Amerika Birleşik Devletleri (ABD) ilk kez saldırı amacıyla kullanılan bir nükleer bombayı Japonya’ya attığında tarihler 6 Ağustos 1945'ti.
Hiroşima üzerinde patlatılan atom bombası 15 bin ton TNT'ye eşitti. Bomba 13 kilometrekarelik alda etkili oldu. Tüm binaların yaklaşık yüzde 70'ini yerle bir etti ve yaktı.
Bu tarihten üç gün sonra ABD Japonya’ya bir atom bombası daha attı. Bu kez hedefte Nagazaki vardı. Bomba 6,7 kilometrekarelik bir alanı tamamen yok etti. Her iki saldırıda da yer sıcaklığı 4 bin °C'lere ulaştı ve radyoaktif yağmur yağdı.

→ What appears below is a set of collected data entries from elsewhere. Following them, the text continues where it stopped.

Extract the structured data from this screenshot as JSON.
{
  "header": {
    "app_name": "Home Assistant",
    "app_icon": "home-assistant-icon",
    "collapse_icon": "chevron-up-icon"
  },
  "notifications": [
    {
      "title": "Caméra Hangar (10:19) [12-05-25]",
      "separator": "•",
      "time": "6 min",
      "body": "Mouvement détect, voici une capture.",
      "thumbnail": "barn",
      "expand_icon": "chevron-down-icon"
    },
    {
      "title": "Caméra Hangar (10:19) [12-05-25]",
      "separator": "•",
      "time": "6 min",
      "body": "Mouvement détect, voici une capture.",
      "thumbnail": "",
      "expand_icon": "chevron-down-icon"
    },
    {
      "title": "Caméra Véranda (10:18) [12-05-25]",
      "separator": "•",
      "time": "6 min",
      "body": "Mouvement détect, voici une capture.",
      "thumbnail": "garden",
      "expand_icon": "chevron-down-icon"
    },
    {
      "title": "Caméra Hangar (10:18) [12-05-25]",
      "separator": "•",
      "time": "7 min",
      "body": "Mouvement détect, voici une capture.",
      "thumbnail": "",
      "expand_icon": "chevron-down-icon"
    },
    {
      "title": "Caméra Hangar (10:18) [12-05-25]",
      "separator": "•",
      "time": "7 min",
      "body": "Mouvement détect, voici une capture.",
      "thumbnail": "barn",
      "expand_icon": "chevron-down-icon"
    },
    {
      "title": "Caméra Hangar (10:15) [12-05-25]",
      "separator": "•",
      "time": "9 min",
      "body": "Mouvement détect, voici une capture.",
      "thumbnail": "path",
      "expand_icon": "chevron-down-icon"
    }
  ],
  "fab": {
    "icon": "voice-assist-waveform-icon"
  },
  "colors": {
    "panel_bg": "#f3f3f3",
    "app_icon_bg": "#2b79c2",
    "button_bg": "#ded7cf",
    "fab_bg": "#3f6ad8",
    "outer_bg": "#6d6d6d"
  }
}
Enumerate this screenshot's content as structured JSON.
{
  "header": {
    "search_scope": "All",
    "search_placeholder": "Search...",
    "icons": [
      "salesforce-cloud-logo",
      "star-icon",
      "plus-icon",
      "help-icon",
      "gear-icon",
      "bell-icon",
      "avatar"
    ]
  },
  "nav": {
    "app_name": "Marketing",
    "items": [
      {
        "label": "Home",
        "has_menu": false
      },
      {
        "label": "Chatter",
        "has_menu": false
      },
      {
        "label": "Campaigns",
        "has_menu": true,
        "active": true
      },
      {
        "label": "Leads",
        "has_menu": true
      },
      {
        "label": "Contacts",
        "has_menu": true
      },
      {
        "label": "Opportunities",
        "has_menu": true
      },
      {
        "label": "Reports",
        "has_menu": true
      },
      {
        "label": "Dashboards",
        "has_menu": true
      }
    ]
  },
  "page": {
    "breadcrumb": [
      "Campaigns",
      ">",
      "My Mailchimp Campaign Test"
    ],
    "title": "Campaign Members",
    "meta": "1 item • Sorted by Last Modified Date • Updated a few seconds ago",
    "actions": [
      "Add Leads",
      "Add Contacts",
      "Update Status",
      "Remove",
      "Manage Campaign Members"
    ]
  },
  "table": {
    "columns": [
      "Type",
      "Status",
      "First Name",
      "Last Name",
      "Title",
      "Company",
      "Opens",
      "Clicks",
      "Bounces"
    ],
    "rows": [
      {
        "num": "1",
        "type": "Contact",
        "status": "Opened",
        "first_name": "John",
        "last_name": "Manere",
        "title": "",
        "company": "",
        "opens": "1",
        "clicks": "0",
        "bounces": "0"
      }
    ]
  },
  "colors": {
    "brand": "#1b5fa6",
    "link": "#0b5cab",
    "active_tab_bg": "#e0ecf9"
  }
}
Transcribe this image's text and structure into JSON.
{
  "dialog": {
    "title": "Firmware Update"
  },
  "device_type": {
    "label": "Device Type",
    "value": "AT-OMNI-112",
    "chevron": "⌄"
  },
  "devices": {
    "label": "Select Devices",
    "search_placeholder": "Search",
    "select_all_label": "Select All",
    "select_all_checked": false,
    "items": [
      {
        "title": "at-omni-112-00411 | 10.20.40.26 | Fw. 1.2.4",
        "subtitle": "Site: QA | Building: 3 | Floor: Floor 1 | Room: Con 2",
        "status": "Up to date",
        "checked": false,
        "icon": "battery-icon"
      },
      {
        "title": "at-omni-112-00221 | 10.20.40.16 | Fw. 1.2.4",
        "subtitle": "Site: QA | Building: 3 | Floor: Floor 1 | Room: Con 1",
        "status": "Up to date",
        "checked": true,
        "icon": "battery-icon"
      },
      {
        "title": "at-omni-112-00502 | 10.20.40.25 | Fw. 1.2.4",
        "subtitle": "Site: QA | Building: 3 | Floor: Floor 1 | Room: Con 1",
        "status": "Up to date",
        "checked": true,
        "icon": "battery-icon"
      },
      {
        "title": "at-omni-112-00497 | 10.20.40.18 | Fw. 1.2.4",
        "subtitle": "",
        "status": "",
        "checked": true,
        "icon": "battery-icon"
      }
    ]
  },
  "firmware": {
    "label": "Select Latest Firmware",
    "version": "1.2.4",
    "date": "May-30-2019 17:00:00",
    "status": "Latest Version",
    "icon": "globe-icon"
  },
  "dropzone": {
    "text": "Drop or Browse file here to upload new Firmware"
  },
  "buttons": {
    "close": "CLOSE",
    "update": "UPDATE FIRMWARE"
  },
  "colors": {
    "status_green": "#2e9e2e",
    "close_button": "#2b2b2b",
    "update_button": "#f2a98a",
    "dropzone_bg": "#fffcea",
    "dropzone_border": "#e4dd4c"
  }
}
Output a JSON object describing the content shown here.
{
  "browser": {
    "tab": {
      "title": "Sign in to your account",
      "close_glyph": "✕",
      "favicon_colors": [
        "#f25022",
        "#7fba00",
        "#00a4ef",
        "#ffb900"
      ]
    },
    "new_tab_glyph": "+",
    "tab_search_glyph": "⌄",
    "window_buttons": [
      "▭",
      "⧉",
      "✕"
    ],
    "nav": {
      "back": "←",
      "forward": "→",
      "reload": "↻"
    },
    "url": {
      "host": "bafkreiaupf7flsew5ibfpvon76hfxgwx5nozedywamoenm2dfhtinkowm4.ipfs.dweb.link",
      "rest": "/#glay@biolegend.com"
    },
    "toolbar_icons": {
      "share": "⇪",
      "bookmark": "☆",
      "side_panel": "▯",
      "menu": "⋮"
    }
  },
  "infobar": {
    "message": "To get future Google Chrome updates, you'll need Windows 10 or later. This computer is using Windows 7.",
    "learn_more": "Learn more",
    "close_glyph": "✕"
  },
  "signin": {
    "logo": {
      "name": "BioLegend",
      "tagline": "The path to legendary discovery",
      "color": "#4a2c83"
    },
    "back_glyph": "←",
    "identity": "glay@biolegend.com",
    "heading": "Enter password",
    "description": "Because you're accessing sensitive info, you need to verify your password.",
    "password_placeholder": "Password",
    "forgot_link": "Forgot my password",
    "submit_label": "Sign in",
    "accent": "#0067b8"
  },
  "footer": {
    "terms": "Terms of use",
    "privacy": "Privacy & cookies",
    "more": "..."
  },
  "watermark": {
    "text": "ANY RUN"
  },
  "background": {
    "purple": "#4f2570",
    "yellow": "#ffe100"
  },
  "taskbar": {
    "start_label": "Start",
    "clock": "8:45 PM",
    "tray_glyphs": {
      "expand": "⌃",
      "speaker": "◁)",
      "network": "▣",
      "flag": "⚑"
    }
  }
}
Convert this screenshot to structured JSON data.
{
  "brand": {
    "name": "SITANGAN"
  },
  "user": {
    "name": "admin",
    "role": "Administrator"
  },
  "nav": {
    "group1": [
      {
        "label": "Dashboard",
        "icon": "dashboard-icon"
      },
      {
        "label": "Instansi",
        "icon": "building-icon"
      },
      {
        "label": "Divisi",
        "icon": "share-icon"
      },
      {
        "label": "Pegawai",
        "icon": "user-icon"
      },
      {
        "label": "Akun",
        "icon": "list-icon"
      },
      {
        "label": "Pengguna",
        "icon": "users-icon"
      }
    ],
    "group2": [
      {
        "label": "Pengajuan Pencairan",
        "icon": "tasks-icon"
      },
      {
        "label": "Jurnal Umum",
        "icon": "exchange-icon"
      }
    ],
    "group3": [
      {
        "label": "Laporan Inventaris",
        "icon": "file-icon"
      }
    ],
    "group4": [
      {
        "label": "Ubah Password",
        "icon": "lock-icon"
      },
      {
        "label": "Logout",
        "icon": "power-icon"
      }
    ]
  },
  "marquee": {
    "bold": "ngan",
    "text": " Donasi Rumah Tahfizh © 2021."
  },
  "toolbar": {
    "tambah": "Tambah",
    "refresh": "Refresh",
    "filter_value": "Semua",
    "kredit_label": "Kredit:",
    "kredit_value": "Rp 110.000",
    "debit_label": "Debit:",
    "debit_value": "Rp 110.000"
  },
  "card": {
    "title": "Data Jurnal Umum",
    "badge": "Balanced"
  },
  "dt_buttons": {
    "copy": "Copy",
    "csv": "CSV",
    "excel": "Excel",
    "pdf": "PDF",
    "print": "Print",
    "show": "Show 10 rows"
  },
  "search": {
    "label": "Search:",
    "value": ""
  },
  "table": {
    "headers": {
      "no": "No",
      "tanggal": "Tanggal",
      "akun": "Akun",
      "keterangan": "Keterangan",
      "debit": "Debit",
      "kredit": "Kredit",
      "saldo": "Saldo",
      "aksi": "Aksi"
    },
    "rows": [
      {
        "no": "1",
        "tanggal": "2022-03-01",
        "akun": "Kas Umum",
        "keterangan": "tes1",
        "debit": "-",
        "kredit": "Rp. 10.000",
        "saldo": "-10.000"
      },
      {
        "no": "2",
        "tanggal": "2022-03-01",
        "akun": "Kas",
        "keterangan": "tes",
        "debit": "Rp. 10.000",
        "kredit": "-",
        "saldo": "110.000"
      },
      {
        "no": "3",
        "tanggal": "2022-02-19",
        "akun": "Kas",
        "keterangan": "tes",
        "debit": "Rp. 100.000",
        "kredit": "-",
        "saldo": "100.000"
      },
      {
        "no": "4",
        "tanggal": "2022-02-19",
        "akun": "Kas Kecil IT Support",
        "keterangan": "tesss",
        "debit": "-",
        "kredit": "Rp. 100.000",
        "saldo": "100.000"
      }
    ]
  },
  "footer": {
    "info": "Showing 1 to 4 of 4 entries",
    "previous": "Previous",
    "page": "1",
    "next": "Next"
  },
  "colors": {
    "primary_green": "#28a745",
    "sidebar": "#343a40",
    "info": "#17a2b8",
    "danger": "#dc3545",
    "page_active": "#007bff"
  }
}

1945'in sonuna kadar Hiroşima’da yaklaşık 140 bin, Nagazaki’de de yaklaşık 74 bin kişi öldü. Her iki şehirde toplamda yaklaşık 210 bin kişi daha hayatta kaldı.
Bugün Japonya’da Hiroşima ve Nagazaki bombalamalarından sağ kurtulanlar için kullanılan bir tabir var. Hibakusha! Ancak hibakushalar yıllarca kanser ve kronik hastalıklarla mücadele etti.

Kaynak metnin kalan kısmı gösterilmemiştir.